7. In Lawyers Collective v. Bar Council of India & Ors.49, the High Court of Bombay quashed the permission granted by the Reserve Bank of India to foreign law firms to establish their place of business in India (liaison office) under section 29 of the Foreign Exchange Regulation Act, 1973. On the issue as to whether these foreign law firms could carry on their liaison activities in India only on being enrolled as advocates under the Advocates Act, the Court held that the expression “to practice the profession of law” in section 29 of the Advocates Act is wide enough to cover the persons practising in litigious matters as well as persons practising in non-litigious matters. Therefore, to practice in non-litigious matters in India, the foreign lawyer and law firms were bound to follow the provisions contained in the Advocates Act.
8. The judgment referred to hereinabove was challenged before the Supreme Court in Bar Council of India v.

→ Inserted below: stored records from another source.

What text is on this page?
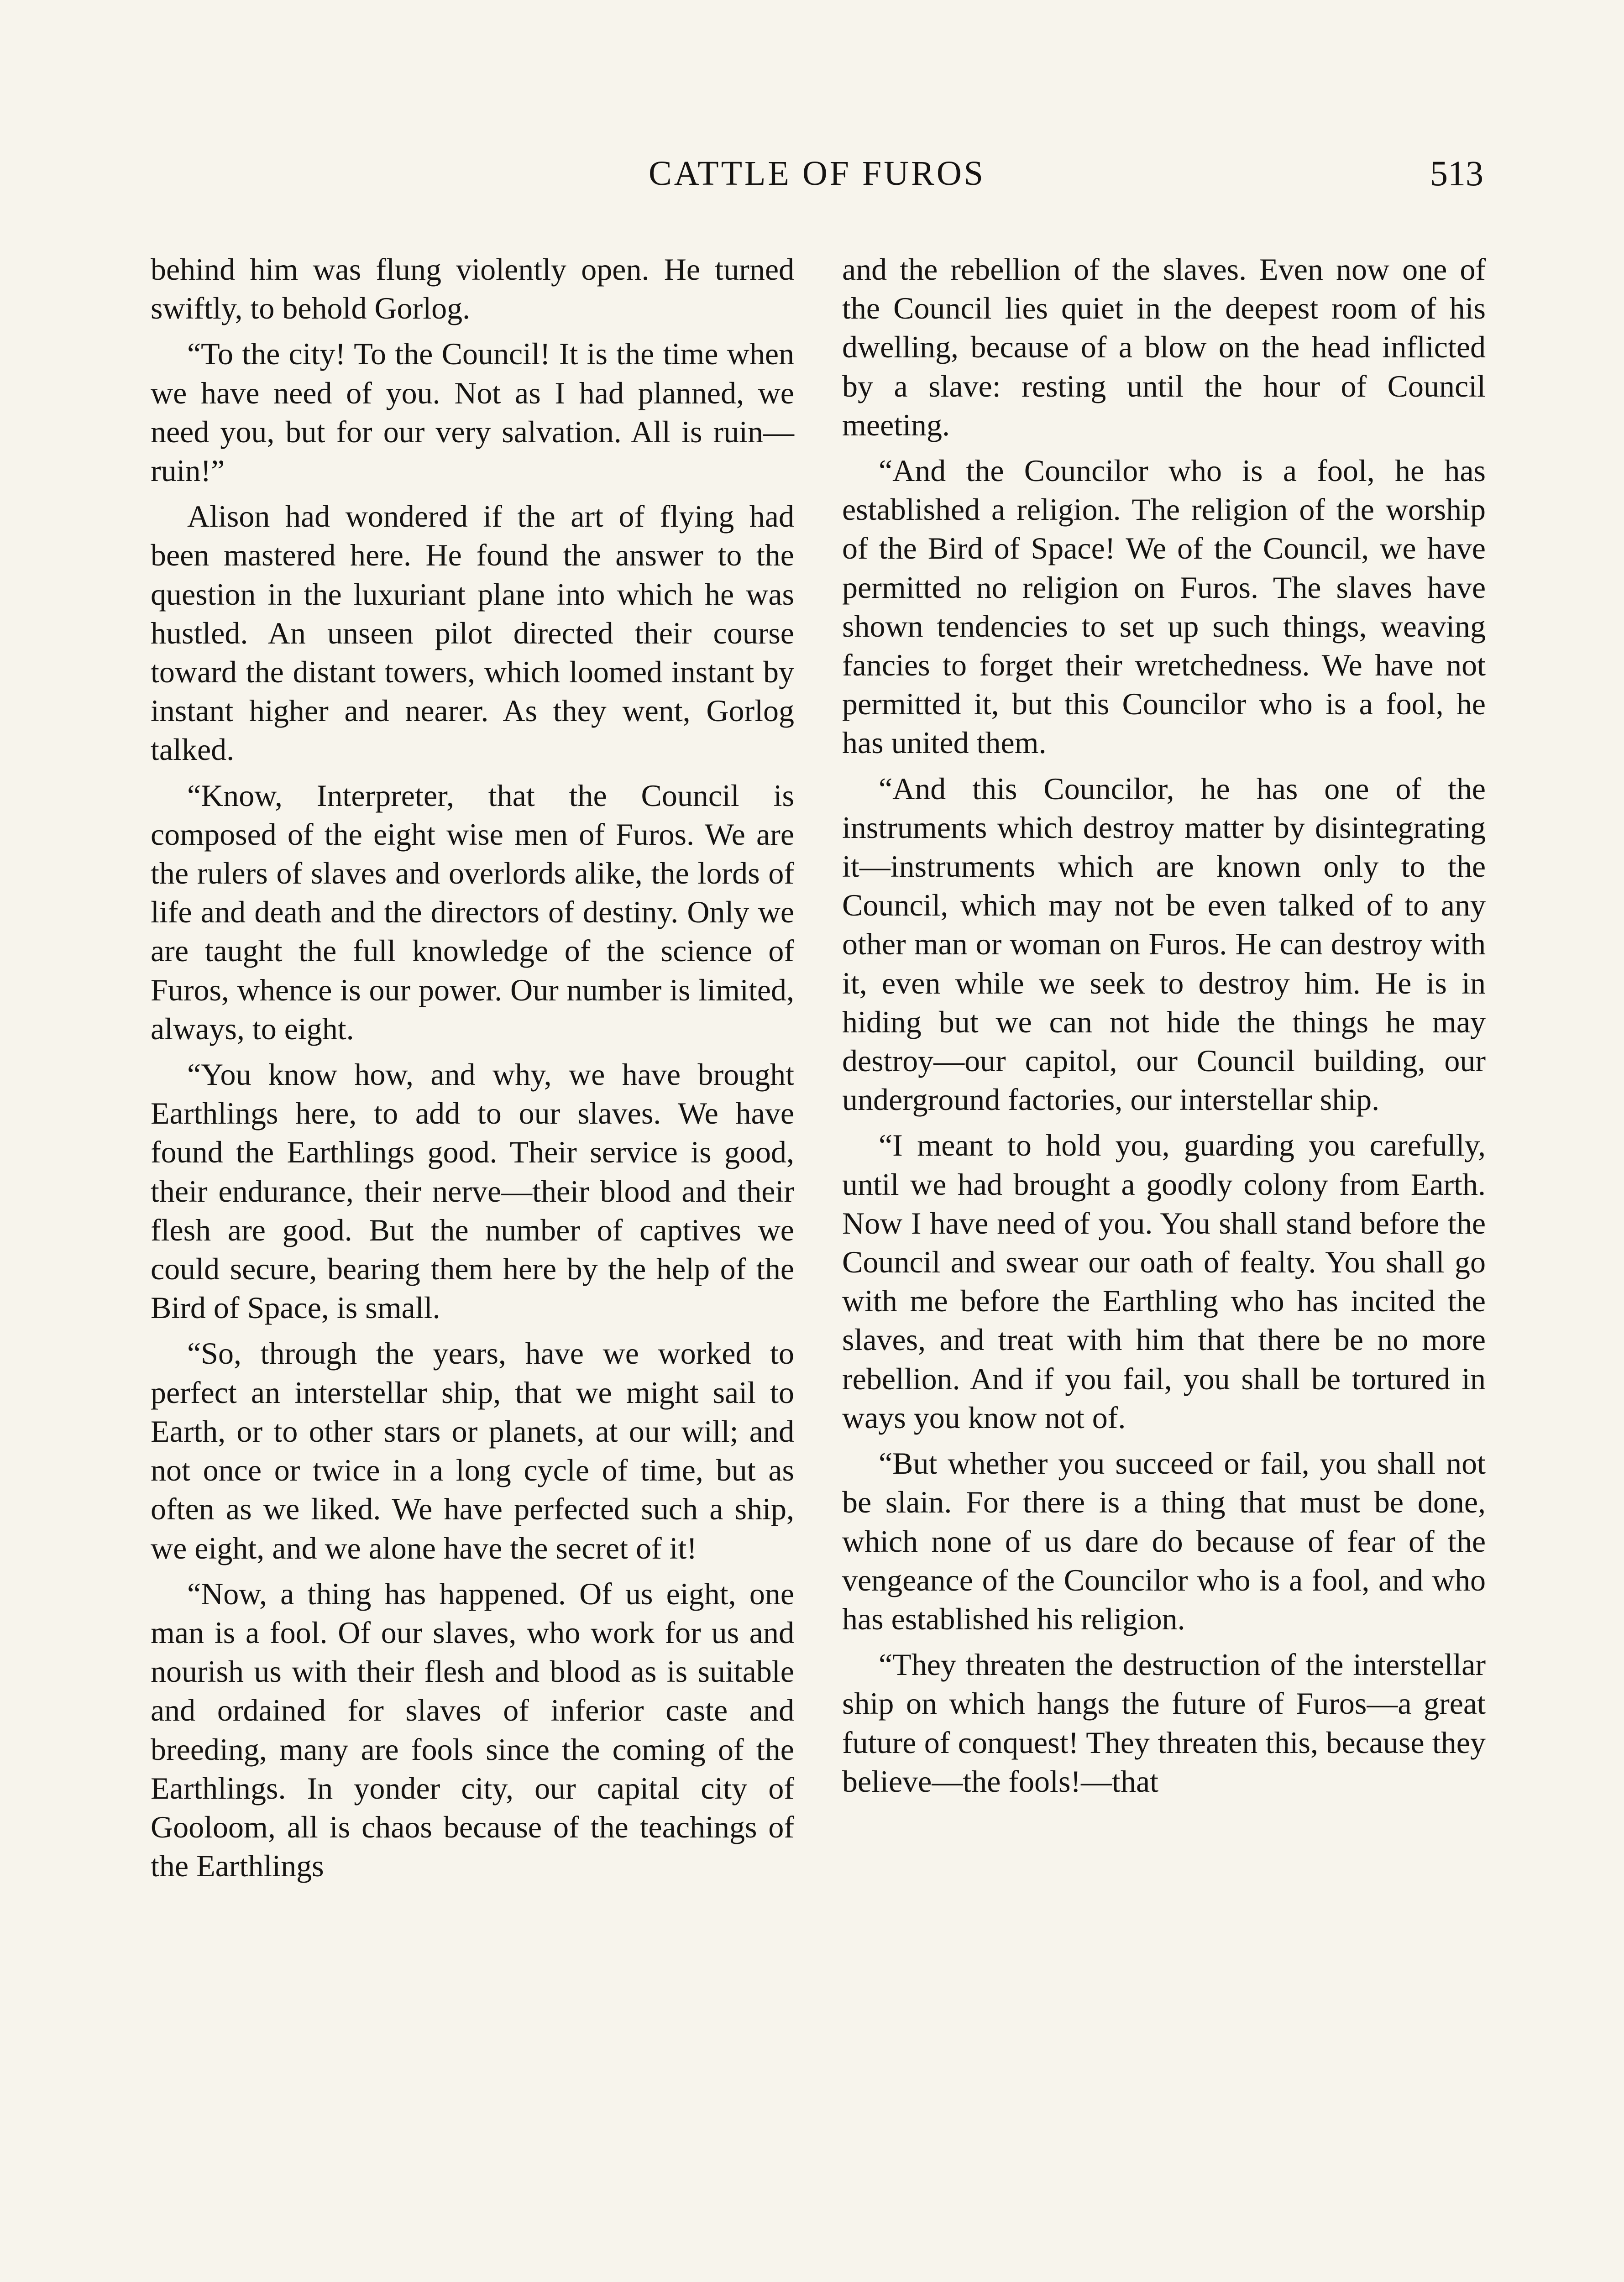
CATTLE OF FUROS	513

behind him was flung violently open. He turned swiftly, to behold Gorlog.

“To the city! To the Council! It is the time when we have need of you. Not as I had planned, we need you, but for our very salvation. All is ruin—ruin!”

Alison had wondered if the art of flying had been mastered here. He found the answer to the question in the luxuriant plane into which he was hustled. An unseen pilot directed their course toward the distant towers, which loomed instant by instant higher and nearer. As they went, Gorlog talked.

“Know, Interpreter, that the Council is composed of the eight wise men of Furos. We are the rulers of slaves and overlords alike, the lords of life and death and the directors of destiny. Only we are taught the full knowledge of the science of Furos, whence is our power. Our number is limited, always, to eight.

“You know how, and why, we have brought Earthlings here, to add to our slaves. We have found the Earthlings good. Their service is good, their endurance, their nerve—their blood and their flesh are good. But the number of captives we could secure, bearing them here by the help of the Bird of Space, is small.

“So, through the years, have we worked to perfect an interstellar ship, that we might sail to Earth, or to other stars or planets, at our will; and not once or twice in a long cycle of time, but as often as we liked. We have perfected such a ship, we eight, and we alone have the secret of it!

“Now, a thing has happened. Of us eight, one man is a fool. Of our slaves, who work for us and nourish us with their flesh and blood as is suitable and ordained for slaves of inferior caste and breeding, many are fools since the coming of the Earthlings. In yonder city, our capital city of Gooloom, all is chaos because of the teachings of the Earthlings

and the rebellion of the slaves. Even now one of the Council lies quiet in the deepest room of his dwelling, because of a blow on the head inflicted by a slave: resting until the hour of Council meeting.

“And the Councilor who is a fool, he has established a religion. The religion of the worship of the Bird of Space! We of the Council, we have permitted no religion on Furos. The slaves have shown tendencies to set up such things, weaving fancies to forget their wretchedness. We have not permitted it, but this Councilor who is a fool, he has united them.

“And this Councilor, he has one of the instruments which destroy matter by disintegrating it—instruments which are known only to the Council, which may not be even talked of to any other man or woman on Furos. He can destroy with it, even while we seek to destroy him. He is in hiding but we can not hide the things he may destroy—our capitol, our Council building, our underground factories, our interstellar ship.

“I meant to hold you, guarding you carefully, until we had brought a goodly colony from Earth. Now I have need of you. You shall stand before the Council and swear our oath of fealty. You shall go with me before the Earthling who has incited the slaves, and treat with him that there be no more rebellion. And if you fail, you shall be tortured in ways you know not of.

“But whether you succeed or fail, you shall not be slain. For there is a thing that must be done, which none of us dare do because of fear of the vengeance of the Councilor who is a fool, and who has established his religion.

“They threaten the destruction of the interstellar ship on which hangs the future of Furos—a great future of conquest! They threaten this, because they believe—the fools!—that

A K Balaji & Ors. 50 , wherein the Supreme Court granted leave and maintained the interim order passed on 4 July 2012, which reads as under:
“In the meanwhile, it is clarified that Reserve Bank of India shall not grant any permission to the foreign law firms to open liaison offices in India under section 29 of the Foreign Exchange Regulation Act, 1973. It is also clarified that the expression “to practice the profession of law” under section 29 of the Advocates Act, 1961 covers the persons practicing litigious matters as well as non-litigious matters other than contemplated in para 63(ii) of the impugned order and, therefore, to practice in non-litigious matters in India the foreign law firms, by whatever name called or described, shall be bound to follow the provisions contained in the Advocates Act, 1961.”.
9. In view of the developments that have taken place, if the foreign law firms are not allowed to take part in negotiations, settling up documents and arbitrations in India, it may have a counter-productive effect on the policy of the government to make India a hub of International Arbitration. In this regard, it may be stated that many arbitrations with Indian Judges and Lawyers as Arbitrators are held outside India, where both foreign and Indian Law Firms advise their clients. If foreign law firms are denied entry to deal with arbitrations in India, then India may lose many of the arbitrations to Singapore, Paris and London. It may be contrary to the declared policy of the government and against the national interest. With this in view and judgement of the High Courts, the Law Commission considers it necessary to have enabling provisions in the Advocates Act which will enable the Bar Council of India to frame rules to recognise and register foreign law firms and lawyers in India, as and when a decision is taken in this regard, particularly in view of the reciprocity provisions.